Archive

Quotes

What timid man does not avoid contact with the sick, fearing lest he contract a disease so near?

—Ovid, c. 10

The beginning of health lies in knowing the disease.

—Miguel de Cervantes, 1615

The passion for setting people right is in itself an afflictive disease.

—Marianne Moore, 1935

The best quarantine is hygiene.

—Richard D. Arnold, 1871

Disease makes men more physical, it leaves them nothing but body.

—Thomas Mann, 1924

I have learned much from disease which life could never have taught me anywhere else.

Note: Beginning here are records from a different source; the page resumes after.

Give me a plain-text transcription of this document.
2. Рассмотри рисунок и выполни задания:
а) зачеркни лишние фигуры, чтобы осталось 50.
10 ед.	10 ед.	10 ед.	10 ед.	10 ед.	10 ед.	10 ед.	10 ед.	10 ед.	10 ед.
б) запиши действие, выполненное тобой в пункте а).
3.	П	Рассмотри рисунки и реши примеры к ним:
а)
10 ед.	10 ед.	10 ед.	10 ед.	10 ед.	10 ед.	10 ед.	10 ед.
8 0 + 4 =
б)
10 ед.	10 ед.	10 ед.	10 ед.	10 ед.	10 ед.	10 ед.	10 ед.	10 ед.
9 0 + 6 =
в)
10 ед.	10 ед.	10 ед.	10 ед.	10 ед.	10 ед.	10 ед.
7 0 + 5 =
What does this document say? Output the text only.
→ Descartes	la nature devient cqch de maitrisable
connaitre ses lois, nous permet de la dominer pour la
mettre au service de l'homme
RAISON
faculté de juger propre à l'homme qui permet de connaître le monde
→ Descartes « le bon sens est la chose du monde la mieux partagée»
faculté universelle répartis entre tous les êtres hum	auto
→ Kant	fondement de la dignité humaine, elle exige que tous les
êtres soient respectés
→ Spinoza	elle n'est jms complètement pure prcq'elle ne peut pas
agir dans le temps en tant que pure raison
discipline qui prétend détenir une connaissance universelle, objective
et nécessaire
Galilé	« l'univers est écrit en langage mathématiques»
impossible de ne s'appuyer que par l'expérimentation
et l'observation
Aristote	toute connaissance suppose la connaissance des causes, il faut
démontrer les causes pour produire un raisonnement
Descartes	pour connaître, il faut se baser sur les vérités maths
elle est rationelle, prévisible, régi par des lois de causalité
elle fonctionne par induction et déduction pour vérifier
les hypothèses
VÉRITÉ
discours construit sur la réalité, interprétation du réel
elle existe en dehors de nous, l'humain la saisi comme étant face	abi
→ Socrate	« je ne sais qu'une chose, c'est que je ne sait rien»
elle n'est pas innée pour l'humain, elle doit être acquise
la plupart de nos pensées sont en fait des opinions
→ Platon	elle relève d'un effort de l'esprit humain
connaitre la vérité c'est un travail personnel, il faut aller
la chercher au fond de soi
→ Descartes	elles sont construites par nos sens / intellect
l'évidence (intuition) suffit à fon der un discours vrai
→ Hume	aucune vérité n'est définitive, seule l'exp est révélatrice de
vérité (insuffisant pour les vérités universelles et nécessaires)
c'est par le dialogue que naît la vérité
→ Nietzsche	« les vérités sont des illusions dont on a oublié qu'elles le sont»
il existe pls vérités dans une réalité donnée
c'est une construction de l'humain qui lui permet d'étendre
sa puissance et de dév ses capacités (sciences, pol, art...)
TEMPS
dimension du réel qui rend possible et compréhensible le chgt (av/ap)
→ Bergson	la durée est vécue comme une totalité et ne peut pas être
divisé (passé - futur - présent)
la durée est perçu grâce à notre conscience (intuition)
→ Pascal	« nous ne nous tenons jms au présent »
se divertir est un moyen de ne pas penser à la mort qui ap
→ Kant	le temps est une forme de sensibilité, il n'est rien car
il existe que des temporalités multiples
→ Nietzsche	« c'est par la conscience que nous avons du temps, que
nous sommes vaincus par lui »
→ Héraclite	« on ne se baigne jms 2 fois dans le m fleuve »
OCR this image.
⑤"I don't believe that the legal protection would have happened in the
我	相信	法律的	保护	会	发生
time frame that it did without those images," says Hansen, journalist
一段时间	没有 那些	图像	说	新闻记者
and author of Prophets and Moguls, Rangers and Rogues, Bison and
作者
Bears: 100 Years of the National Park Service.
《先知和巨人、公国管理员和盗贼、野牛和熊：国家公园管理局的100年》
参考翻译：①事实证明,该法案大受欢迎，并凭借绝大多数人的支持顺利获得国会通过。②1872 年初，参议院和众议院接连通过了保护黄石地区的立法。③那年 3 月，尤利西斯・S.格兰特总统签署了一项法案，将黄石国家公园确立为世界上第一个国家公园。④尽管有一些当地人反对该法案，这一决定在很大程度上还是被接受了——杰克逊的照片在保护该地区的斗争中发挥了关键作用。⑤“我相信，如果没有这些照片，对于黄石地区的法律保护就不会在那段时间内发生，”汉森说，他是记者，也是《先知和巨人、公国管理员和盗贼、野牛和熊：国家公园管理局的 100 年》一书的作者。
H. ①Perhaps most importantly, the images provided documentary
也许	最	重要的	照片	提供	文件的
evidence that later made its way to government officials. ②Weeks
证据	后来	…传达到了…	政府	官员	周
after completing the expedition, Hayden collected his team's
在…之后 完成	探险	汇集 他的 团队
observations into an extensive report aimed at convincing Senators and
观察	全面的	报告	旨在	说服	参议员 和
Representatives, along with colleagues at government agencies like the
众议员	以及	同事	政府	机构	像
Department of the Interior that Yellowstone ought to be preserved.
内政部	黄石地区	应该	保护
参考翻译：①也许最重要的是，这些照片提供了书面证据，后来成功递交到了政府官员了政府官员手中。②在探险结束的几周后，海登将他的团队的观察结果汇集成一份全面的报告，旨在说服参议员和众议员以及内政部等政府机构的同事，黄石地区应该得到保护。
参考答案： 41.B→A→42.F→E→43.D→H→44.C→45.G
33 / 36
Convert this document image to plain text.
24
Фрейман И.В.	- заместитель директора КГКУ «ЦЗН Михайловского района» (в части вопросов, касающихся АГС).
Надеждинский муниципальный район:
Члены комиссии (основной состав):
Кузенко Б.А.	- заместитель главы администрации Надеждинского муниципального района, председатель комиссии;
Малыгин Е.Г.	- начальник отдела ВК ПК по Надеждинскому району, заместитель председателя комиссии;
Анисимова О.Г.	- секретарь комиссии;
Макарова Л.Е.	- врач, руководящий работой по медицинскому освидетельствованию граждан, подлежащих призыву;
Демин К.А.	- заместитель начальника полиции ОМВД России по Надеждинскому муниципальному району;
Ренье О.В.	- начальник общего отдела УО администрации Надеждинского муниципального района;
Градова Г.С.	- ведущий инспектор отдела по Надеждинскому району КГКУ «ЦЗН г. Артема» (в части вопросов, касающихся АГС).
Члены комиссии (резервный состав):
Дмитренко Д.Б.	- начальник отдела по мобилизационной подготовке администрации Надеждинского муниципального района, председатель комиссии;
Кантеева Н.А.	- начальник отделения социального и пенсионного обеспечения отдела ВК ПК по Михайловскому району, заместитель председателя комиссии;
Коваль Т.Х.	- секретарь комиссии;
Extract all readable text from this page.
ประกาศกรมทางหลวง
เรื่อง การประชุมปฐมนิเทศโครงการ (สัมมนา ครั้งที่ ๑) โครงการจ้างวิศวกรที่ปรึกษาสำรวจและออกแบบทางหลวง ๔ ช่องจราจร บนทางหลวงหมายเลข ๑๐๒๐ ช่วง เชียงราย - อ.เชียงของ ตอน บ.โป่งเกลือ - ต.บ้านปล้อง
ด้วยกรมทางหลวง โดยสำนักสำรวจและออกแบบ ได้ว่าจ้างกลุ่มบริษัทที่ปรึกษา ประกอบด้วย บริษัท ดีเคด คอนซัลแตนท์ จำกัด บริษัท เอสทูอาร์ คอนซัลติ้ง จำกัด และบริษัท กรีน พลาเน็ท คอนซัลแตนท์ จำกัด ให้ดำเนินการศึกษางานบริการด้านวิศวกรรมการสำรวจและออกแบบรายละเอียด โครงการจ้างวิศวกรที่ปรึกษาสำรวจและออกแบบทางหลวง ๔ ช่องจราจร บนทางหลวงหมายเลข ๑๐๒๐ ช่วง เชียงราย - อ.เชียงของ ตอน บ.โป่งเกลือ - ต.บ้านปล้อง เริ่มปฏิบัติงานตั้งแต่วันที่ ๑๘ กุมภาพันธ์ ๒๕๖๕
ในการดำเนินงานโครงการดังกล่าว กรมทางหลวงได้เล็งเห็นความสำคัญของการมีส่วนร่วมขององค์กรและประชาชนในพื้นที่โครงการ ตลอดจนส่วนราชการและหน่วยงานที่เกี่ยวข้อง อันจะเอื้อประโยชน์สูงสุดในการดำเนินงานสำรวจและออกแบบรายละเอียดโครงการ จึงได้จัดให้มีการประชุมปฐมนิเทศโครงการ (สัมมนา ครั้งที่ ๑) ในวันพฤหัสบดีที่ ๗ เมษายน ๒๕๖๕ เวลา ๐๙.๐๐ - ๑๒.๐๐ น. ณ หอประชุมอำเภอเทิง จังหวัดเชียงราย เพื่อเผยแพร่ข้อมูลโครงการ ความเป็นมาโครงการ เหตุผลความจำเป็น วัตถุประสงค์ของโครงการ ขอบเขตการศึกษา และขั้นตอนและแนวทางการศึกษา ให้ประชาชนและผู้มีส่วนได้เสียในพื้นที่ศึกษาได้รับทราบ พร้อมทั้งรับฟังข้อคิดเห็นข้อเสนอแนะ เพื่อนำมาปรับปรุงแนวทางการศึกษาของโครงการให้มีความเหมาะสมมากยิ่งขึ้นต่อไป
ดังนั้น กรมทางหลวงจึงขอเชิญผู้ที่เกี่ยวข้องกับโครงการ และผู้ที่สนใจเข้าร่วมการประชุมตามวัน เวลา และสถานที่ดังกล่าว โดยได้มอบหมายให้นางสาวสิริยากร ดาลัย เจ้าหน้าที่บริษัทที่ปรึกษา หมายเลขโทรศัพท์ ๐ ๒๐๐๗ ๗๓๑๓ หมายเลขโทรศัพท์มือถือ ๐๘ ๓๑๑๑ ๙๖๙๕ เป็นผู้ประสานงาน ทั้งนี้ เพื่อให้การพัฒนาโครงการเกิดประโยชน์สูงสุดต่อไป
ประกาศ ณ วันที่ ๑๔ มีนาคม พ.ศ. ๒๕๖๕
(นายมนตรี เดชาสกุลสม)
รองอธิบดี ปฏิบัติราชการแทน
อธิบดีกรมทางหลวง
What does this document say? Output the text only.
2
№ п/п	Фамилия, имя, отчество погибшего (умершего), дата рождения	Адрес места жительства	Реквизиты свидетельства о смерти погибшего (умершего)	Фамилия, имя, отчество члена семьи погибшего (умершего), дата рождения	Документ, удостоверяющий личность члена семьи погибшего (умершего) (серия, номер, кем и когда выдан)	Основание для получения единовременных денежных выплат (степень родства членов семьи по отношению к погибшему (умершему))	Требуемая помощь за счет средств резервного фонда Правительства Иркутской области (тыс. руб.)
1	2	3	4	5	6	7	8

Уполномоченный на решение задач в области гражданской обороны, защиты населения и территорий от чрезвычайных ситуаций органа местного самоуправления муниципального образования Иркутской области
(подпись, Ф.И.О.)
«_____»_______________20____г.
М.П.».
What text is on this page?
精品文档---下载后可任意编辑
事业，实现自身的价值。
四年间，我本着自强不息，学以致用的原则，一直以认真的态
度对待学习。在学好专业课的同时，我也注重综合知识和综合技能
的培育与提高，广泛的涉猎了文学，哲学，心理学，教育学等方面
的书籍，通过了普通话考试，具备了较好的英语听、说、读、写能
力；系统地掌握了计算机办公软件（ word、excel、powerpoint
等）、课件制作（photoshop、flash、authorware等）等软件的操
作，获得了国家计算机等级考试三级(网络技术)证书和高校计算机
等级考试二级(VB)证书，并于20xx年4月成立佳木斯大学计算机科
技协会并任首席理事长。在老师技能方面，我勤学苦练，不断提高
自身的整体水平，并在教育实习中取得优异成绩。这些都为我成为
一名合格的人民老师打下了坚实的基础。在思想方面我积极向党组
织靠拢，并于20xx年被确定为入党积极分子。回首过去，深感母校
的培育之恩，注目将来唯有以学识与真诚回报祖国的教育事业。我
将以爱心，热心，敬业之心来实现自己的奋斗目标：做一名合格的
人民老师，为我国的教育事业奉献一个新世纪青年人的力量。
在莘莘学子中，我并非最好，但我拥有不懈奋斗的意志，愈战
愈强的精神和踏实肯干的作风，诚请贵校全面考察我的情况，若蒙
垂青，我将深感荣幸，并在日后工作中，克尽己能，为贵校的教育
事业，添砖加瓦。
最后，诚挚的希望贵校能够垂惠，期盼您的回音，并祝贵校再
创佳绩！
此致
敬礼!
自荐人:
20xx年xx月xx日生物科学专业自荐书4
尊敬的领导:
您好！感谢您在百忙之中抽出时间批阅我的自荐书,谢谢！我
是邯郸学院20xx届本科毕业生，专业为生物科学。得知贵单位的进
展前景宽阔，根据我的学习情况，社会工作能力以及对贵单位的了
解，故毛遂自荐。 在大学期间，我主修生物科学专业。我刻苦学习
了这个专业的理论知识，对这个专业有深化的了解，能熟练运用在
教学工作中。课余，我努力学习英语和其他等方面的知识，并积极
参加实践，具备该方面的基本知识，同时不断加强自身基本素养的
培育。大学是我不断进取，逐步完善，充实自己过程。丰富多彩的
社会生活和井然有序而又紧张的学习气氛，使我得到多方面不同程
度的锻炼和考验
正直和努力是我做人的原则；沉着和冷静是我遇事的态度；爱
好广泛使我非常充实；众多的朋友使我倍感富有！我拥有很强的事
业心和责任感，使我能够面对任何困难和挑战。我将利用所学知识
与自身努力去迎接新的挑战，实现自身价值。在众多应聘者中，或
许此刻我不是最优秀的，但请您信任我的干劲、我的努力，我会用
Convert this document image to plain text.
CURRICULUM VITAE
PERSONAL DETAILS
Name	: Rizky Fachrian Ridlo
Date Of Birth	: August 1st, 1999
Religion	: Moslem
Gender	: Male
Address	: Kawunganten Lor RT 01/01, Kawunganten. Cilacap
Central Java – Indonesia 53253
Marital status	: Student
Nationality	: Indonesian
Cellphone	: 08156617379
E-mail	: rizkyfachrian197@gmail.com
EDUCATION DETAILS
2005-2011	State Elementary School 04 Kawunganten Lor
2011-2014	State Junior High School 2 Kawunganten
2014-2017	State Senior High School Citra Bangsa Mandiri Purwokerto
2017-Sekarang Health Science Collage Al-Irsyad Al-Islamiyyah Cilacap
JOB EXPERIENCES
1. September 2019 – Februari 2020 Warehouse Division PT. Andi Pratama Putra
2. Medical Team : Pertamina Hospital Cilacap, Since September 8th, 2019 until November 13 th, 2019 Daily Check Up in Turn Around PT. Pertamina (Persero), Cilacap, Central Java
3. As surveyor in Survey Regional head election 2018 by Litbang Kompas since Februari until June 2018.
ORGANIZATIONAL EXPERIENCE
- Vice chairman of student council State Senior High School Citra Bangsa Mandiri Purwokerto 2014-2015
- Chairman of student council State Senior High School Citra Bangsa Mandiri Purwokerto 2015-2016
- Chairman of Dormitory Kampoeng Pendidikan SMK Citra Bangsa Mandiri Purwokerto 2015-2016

—Johann Wolfgang von Goethe, 1830

We should always presume the disease to be curable until its own nature proves it otherwise.

—Peter Mere Latham, c. 1845

Diseases are not immutable entities but dynamic social constructions that have biographies of their own.

—Robert P. Hudson, 1983

Even diseases have lost their prestige, there aren’t so many of them left.

—Louis-Ferdinand Céline, 1960

’Tis a portentous sign / When a man sweats and at the same time shivers.

—Plautus, c. 180 BC

Death from the bubonic plague is rated, with crucifixion, among the nastiest human experiences of all.

—Guy R. Williams, 1975

How sickness enlarges the dimension of a man’s self to himself! He is his own exclusive object.

—Charles Lamb, 1833

I reckon being ill as one of the great pleasures of life, provided one is not too ill and is not obliged to work till one is better.